NEWS

UN — Investment In Girls Could Yield Huge Dividends

cashAccording to a United Nations press release, investing in 10-year-old girls could yield huge demographic dividend as well as pump billions into national economies.

The release noted the following:

  • Girls are less likely than boys to complete schooling and more likely to face forced marriage, child labor, female genital mutilation and other undermining practices.
  • More than half of the world’s 60 million 10-year-old girls live in the 48 countries with the worst gender inequality.
  • $21 billion a year dividend for developing countries can be unlocked if all 10-year-old girls complete secondary education.

Furthermore, it noted that forced marriage, child labor, female genital mutilation, and other practices continue to not only undermine girls’ health and rights but also threaten the world’s ambitious development agenda.

“Impeding a girl’s safe, healthy path through adolescence to a productive and autonomous adulthood is a violation of her rights,” said UNFPA Executive Director Dr. Babatunde Osotimehin.

“But it also takes a toll on her community and nation. Whenever a girl’s potential goes unrealized, we all lose,” he continued.
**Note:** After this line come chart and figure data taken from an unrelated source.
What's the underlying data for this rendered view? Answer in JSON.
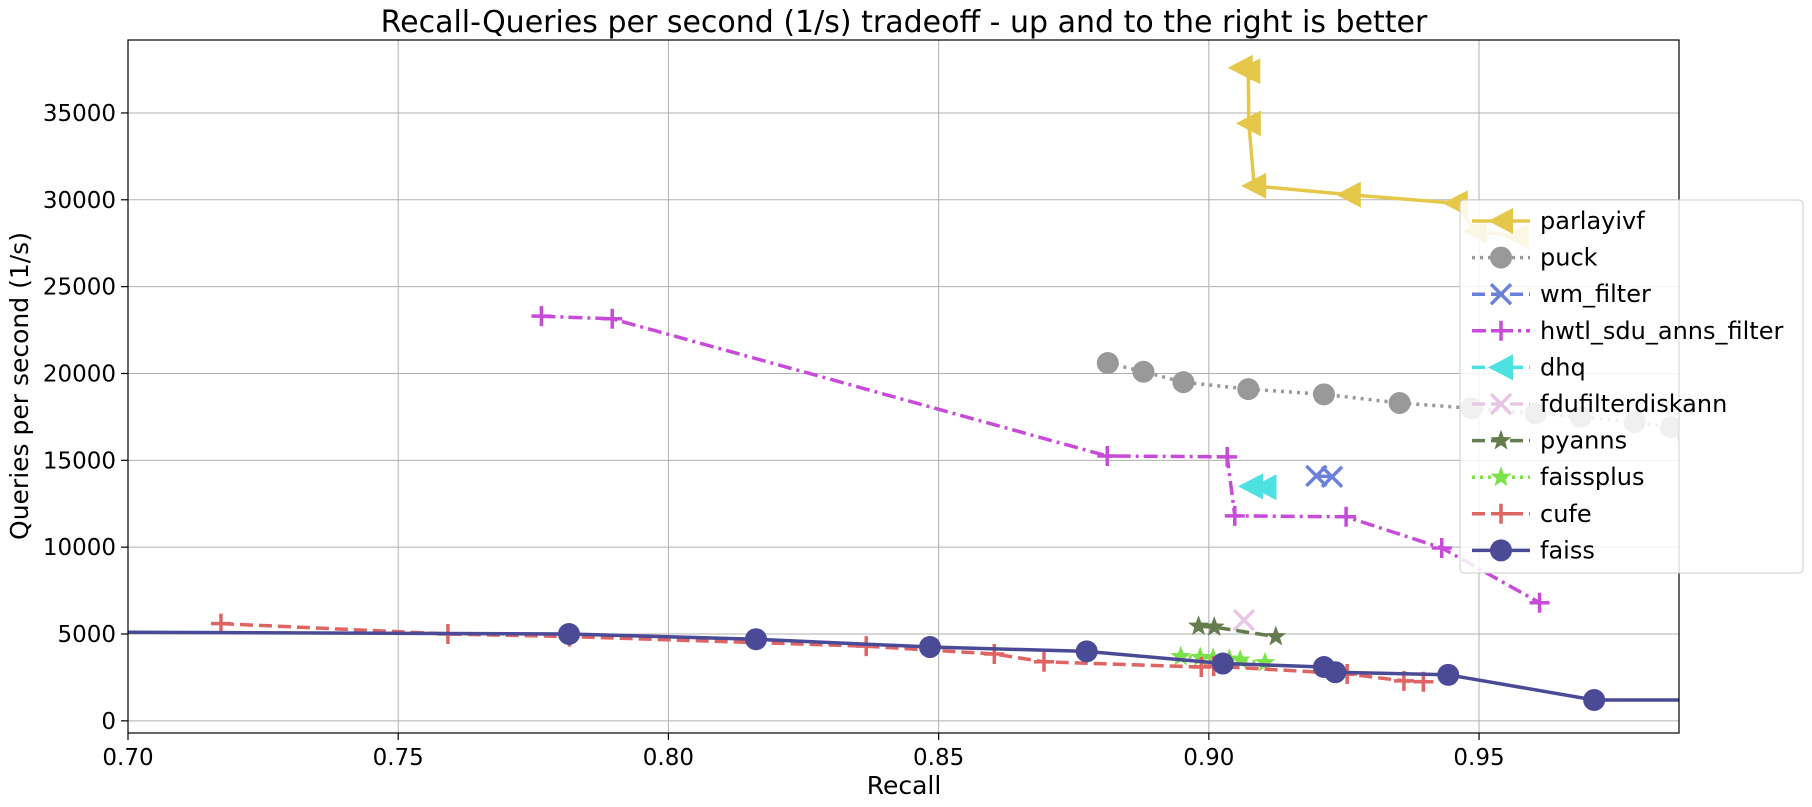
{
  "chart_data": {
    "type": "line",
    "title": "Recall-Queries per second (1/s) tradeoff - up and to the right is better",
    "xlabel": "Recall",
    "ylabel": "Queries per second (1/s)",
    "xlim": [
      0.7,
      0.987
    ],
    "ylim": [
      -700,
      39200
    ],
    "xticks": [
      0.7,
      0.75,
      0.8,
      0.85,
      0.9,
      0.95
    ],
    "xtick_labels": [
      "0.70",
      "0.75",
      "0.80",
      "0.85",
      "0.90",
      "0.95"
    ],
    "yticks": [
      0,
      5000,
      10000,
      15000,
      20000,
      25000,
      30000,
      35000
    ],
    "ytick_labels": [
      "0",
      "5000",
      "10000",
      "15000",
      "20000",
      "25000",
      "30000",
      "35000"
    ],
    "grid": true,
    "legend_position": "right",
    "series": [
      {
        "name": "parlayivf",
        "color": "#e5c84a",
        "line": "solid",
        "marker": "triangle-left",
        "x": [
          0.9059,
          0.9073,
          0.9074,
          0.9084,
          0.9259,
          0.9457,
          0.9493,
          0.957
        ],
        "y": [
          37600,
          37400,
          34400,
          30800,
          30300,
          29800,
          28200,
          27900
        ]
      },
      {
        "name": "puck",
        "color": "#999999",
        "line": "dotted",
        "marker": "circle",
        "x": [
          0.8813,
          0.8879,
          0.8953,
          0.9073,
          0.9213,
          0.9353,
          0.9486,
          0.9605,
          0.9688,
          0.9788,
          0.9855,
          0.9886
        ],
        "y": [
          20600,
          20100,
          19500,
          19100,
          18800,
          18300,
          18000,
          17700,
          17500,
          17200,
          16900,
          16400
        ]
      },
      {
        "name": "wm_filter",
        "color": "#6a80db",
        "line": "dashed",
        "marker": "x",
        "x": [
          0.9199,
          0.9228
        ],
        "y": [
          14100,
          14050
        ]
      },
      {
        "name": "hwtl_sdu_anns_filter",
        "color": "#c84ad8",
        "line": "dashdot",
        "marker": "plus",
        "x": [
          0.7765,
          0.7896,
          0.8812,
          0.9034,
          0.9048,
          0.9254,
          0.9431,
          0.9612
        ],
        "y": [
          23300,
          23150,
          15250,
          15200,
          11800,
          11750,
          9950,
          6800
        ]
      },
      {
        "name": "dhq",
        "color": "#4ee1e1",
        "line": "dashed",
        "marker": "triangle-left",
        "x": [
          0.9078,
          0.9103
        ],
        "y": [
          13500,
          13450
        ]
      },
      {
        "name": "fdufilterdiskann",
        "color": "#e8c7e6",
        "line": "dashed",
        "marker": "x",
        "x": [
          0.9065
        ],
        "y": [
          5800
        ]
      },
      {
        "name": "pyanns",
        "color": "#647c4e",
        "line": "dashed",
        "marker": "star",
        "x": [
          0.8981,
          0.901,
          0.9124
        ],
        "y": [
          5450,
          5400,
          4850
        ]
      },
      {
        "name": "faissplus",
        "color": "#7ce24a",
        "line": "dotted",
        "marker": "star",
        "x": [
          0.8948,
          0.8984,
          0.9008,
          0.9038,
          0.9058,
          0.9104
        ],
        "y": [
          3700,
          3650,
          3600,
          3550,
          3500,
          3350
        ]
      },
      {
        "name": "cufe",
        "color": "#df6565",
        "line": "dashed",
        "marker": "plus",
        "x": [
          0.7172,
          0.7592,
          0.7817,
          0.8366,
          0.8603,
          0.8695,
          0.8986,
          0.9009,
          0.9256,
          0.9361,
          0.9397
        ],
        "y": [
          5600,
          5000,
          4850,
          4300,
          3850,
          3400,
          3100,
          3150,
          2700,
          2300,
          2250
        ]
      },
      {
        "name": "faiss",
        "color": "#4a4a96",
        "line": "solid",
        "marker": "circle",
        "x": [
          0.6601,
          0.7816,
          0.8162,
          0.8484,
          0.8774,
          0.9026,
          0.9213,
          0.9234,
          0.9443,
          0.9713,
          0.9987
        ],
        "y": [
          5150,
          5000,
          4700,
          4250,
          4000,
          3300,
          3100,
          2800,
          2650,
          1200,
          1200
        ]
      }
    ]
  }
}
World leaders in 2015 put forward a new development agenda which currently serves as the blueprint for countries’ social and economic progress for the next 15 years.

According to the report, the agenda aims for equitable development that leaves no one behind while at the same time removing the barriers that hold 10-year-old girls back.

It also cited the following key statistics to highlight some of the issues relating to girls:

  • Nine out of 10 10-year-old girls live in developing countries, and one in five lives in a least developed country: one in five is in India, and one in eight in China.
  • Each year of education delivers an additional 11.7 per cent uplift in wages in later life for girls (compared with 9.6 percent for men). Yet, 16 million girls between 6 and 11 will never start school, twice the number of boys.
  • If all the 10-year-old girls who drop out of school or do not attend school in developing countries completed secondary education, they would trigger a $21 billion annual dividend.
  • Ten percent of 5-to-14-year-old girls do more than 28 hours of household chores per week, twice that of boys. Three in four girl laborers are unpaid.
  • Every day, an estimated 47,700 girls are married before 18.

“How we invest in and support 10-year-old girls today will determine what our world will look like in 2030,” said Dr. Osotimehin.

He also added, “With support from family, community and nation, and the full realization of her rights, a 10-year-old girl can thrive and help bring about the future we all want.”